И все это, прошу заметить, Великим постом! Вот дьяволу радость…

А во мне будто пружина какая-то лопнула. Ко всему этому ужасному и представлявшемуся даже мне, всегда драматически настроенному, все же не совсем вероятным еще полмесяца назад, я вполне безразличен. Будто смотрю на сцене плохо представленную и чересчур «тр-р-рагическую» пьесу.

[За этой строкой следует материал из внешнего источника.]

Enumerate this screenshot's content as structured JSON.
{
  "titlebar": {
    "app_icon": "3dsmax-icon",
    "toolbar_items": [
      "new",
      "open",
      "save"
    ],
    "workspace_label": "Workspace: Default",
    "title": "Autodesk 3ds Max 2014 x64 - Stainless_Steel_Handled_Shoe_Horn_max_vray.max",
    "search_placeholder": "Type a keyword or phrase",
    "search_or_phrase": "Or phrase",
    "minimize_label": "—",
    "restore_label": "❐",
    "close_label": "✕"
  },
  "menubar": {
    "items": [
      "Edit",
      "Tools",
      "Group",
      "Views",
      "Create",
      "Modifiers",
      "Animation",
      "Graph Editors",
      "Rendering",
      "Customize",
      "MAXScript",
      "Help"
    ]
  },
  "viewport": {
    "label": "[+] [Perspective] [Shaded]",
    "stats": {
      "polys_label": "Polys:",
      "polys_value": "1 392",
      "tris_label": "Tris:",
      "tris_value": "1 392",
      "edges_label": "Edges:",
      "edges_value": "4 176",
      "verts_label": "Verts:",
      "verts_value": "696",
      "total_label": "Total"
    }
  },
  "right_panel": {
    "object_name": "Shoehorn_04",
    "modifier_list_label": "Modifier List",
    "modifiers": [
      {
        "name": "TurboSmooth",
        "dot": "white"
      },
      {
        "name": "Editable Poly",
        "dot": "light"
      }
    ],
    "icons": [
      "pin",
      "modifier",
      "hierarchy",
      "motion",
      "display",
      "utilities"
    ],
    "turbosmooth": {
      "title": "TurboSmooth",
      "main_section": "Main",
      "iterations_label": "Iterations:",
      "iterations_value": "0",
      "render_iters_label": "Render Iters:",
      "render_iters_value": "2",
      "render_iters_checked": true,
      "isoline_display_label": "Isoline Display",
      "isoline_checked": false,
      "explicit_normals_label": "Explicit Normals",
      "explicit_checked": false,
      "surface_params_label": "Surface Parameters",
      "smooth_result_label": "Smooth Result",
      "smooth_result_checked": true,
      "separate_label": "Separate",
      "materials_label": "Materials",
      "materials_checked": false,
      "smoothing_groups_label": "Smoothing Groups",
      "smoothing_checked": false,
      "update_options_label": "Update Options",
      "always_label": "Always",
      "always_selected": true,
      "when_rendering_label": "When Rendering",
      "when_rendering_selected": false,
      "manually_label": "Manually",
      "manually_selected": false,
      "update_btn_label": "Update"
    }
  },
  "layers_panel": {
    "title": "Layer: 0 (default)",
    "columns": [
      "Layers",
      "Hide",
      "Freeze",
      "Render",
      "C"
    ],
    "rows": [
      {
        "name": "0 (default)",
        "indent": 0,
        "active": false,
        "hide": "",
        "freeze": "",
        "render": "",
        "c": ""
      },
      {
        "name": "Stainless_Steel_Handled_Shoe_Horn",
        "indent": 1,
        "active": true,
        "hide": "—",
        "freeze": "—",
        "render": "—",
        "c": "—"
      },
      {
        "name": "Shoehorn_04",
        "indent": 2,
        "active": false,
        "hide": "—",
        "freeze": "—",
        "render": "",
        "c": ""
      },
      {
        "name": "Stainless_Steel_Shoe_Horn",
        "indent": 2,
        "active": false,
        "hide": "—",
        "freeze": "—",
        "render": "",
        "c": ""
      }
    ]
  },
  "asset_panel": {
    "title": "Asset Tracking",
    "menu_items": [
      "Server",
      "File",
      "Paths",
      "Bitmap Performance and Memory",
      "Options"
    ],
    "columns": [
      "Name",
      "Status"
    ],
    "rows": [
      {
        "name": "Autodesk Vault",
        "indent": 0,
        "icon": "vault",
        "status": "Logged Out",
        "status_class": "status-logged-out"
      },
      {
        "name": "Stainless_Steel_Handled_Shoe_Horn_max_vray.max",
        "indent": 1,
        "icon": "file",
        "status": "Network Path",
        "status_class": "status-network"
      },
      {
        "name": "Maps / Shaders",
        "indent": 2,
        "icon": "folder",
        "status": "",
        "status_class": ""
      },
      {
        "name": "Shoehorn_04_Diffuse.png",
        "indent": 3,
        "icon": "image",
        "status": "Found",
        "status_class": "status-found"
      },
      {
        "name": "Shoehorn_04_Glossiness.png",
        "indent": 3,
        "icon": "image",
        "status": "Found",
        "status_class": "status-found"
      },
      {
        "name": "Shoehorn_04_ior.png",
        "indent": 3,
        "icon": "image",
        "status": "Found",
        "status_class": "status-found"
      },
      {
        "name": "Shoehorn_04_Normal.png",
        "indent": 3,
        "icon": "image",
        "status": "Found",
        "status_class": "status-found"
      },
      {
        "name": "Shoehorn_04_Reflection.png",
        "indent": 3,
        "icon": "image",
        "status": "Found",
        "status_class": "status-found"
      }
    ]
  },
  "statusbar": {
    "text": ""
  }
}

Единственное, что удивляет: в банке все идет, будто ничего ровным счетом не произошло. Люди деньги несут, другие, напротив, берут, служащие считают и бумаги выписывают, наш брат, начальник, подписывает эти бумаги и от времени до времени требует от курьеров чаю… Телефонная станция, хотя и с перерывами, соединяет, трамваи, по слухам, завтра начнут движение, прочее же все на вид вообще спокойно. Толпы с флагами, все эти люди с бантами и с какими-то цветными кокардами на груди — сами по себе, а обычная жизнь сама по себе. Вот по Неглинной солдат идет с винтовкой, которую тащит за собою по грязному снегу, как костыль, стыдно смотреть, а вот на углу Кузнецкого дама с круглой шляпной картонкой садится на извозчика, осторожно подбирая юбку, милая картинка. Вот манифестация на Воскресенской площади кричит и флагами машет, а вот на Тверскую из кофейни два приличных господина вышли и стоят, беседуя и дымя сигарами. Вот куда-то бежит прапорщик, весь в портупеях и бантах, всех толкая и у всех прося прощения, а вот хмурый, но тоже в банте городовой спешит близко к стенам домов, но мальчишки все равно за ним бегут и свищут… Очередей за хлебом стало меньше, хотя и хлеба дают меньше, чем при сброшенной власти. К вечеру на улицах и вообще пусто, то ли боятся люди выходить, то ли нужды нет — не то положение, чтобы по театрам и ресторанам ходить. Однако у кинема народу толпы…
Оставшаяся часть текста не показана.